Cheboygan State Park is a 1250 acre public recreation area on Lake Huron in Cheboygan County, Michigan, United States. The state park offers nearly 4 mi of shoreline with opportunities for swimming, fishing, boating, and hiking in addition to views of the Fourteen Foot Shoal Light, the ruins of the 1859 Cheboygan Point Light, and a distant view of the Poe Reef Light, some six miles to the northeast.

==History==
Today's Cheboygan State Park was officially created in 1960, when "a portion of the Black Lake State Forest was transferred from the Forestry Division to the Parks Division." (Note: The current Cheboygan State Park is the second state park unit bearing this name.

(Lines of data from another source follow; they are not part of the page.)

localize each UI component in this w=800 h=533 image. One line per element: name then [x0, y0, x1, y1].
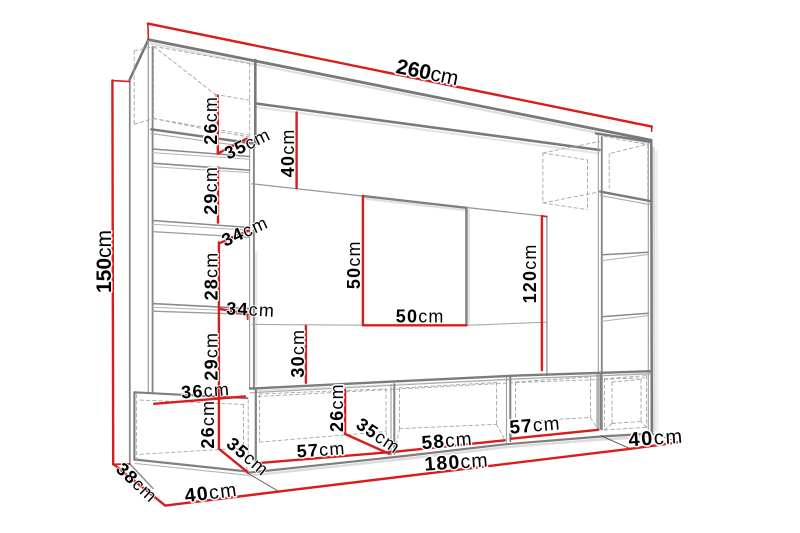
svg-text:40cm: 40cm — [628, 426, 685, 452]
svg-text:50cm: 50cm — [344, 240, 364, 289]
svg-text:26cm: 26cm — [327, 383, 347, 432]
svg-text:58cm: 58cm — [421, 429, 474, 454]
svg-text:28cm: 28cm — [202, 252, 222, 301]
svg-text:120cm: 120cm — [520, 243, 540, 303]
svg-text:34cm: 34cm — [226, 298, 276, 321]
svg-text:50cm: 50cm — [396, 306, 445, 326]
svg-text:30cm: 30cm — [288, 329, 308, 378]
svg-text:150cm: 150cm — [93, 230, 116, 293]
svg-text:36cm: 36cm — [181, 379, 231, 402]
svg-text:29cm: 29cm — [202, 332, 222, 381]
svg-text:26cm: 26cm — [201, 96, 221, 145]
svg-text:57cm: 57cm — [509, 413, 562, 438]
svg-text:40cm: 40cm — [278, 128, 298, 177]
svg-text:29cm: 29cm — [201, 166, 221, 215]
svg-text:26cm: 26cm — [198, 400, 218, 449]
svg-text:57cm: 57cm — [296, 438, 346, 461]
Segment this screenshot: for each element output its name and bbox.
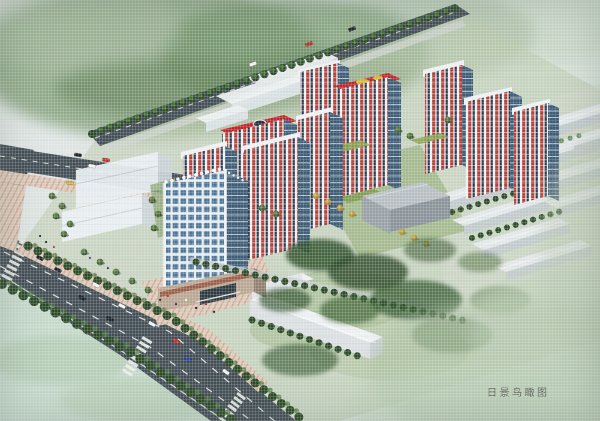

In 1921, eight acres known as O’Brien's Grove just outside the Cheboygan city limits, not at the present site of Cheboygan State Park, was accepted by the Michigan State Parks Commission.
From 1921 to 1945, a 15-acre Cheboygan State Park, originally referred to as O'Brien's Grove, existed on East Lincoln Avenue in the City of Cheboygan, now the site of the Cheboygan County Fairgrounds. The State of Michigan deeded the former Cheboygan State Park to the County of Cheboygan in 1945 for fair purposes.)

Earlier, in 1930, the U.S. Lighthouse Service had gifted the 59 acre site of the Cheboygan Point Light to the state for use as a public park. (Note: After the shuttered Cheboygan Main Light fell victim to vandals and the elements, it was demolished by the Coast Guard in the 1940s.) Then, in 1956, the Federal Bureau of Recreation as part of a survey of the state's coastline identified Lighthouse Point and the Duncan Bay Beach area as the site of a potential state park. The future park site was given the initial name of "Poe Reef State Park Site." Two years later, the Michigan DNR constructed the 13-acre Duncan Bay State Forest Campground at the location. Four years later in 1962, the DNR elevated the entire 1250 acre site as a new Cheboygan State Park, with the state forest campground becoming the campground for the new state park.

==Activities and amenities==
The park offers swimming, fishing on Duncan Bay and Elliot Creek, a carry-in boat launch, picnicking facilities, campsites, cabins and lodge, metal detecting, and hunting. Park trails ranging in length from one-half mile to one and three-quarters miles are used by hikers, mountain bikers, and cross-country skiers. Trails both skirt Lake Huron and plunge into the more remote interior areas.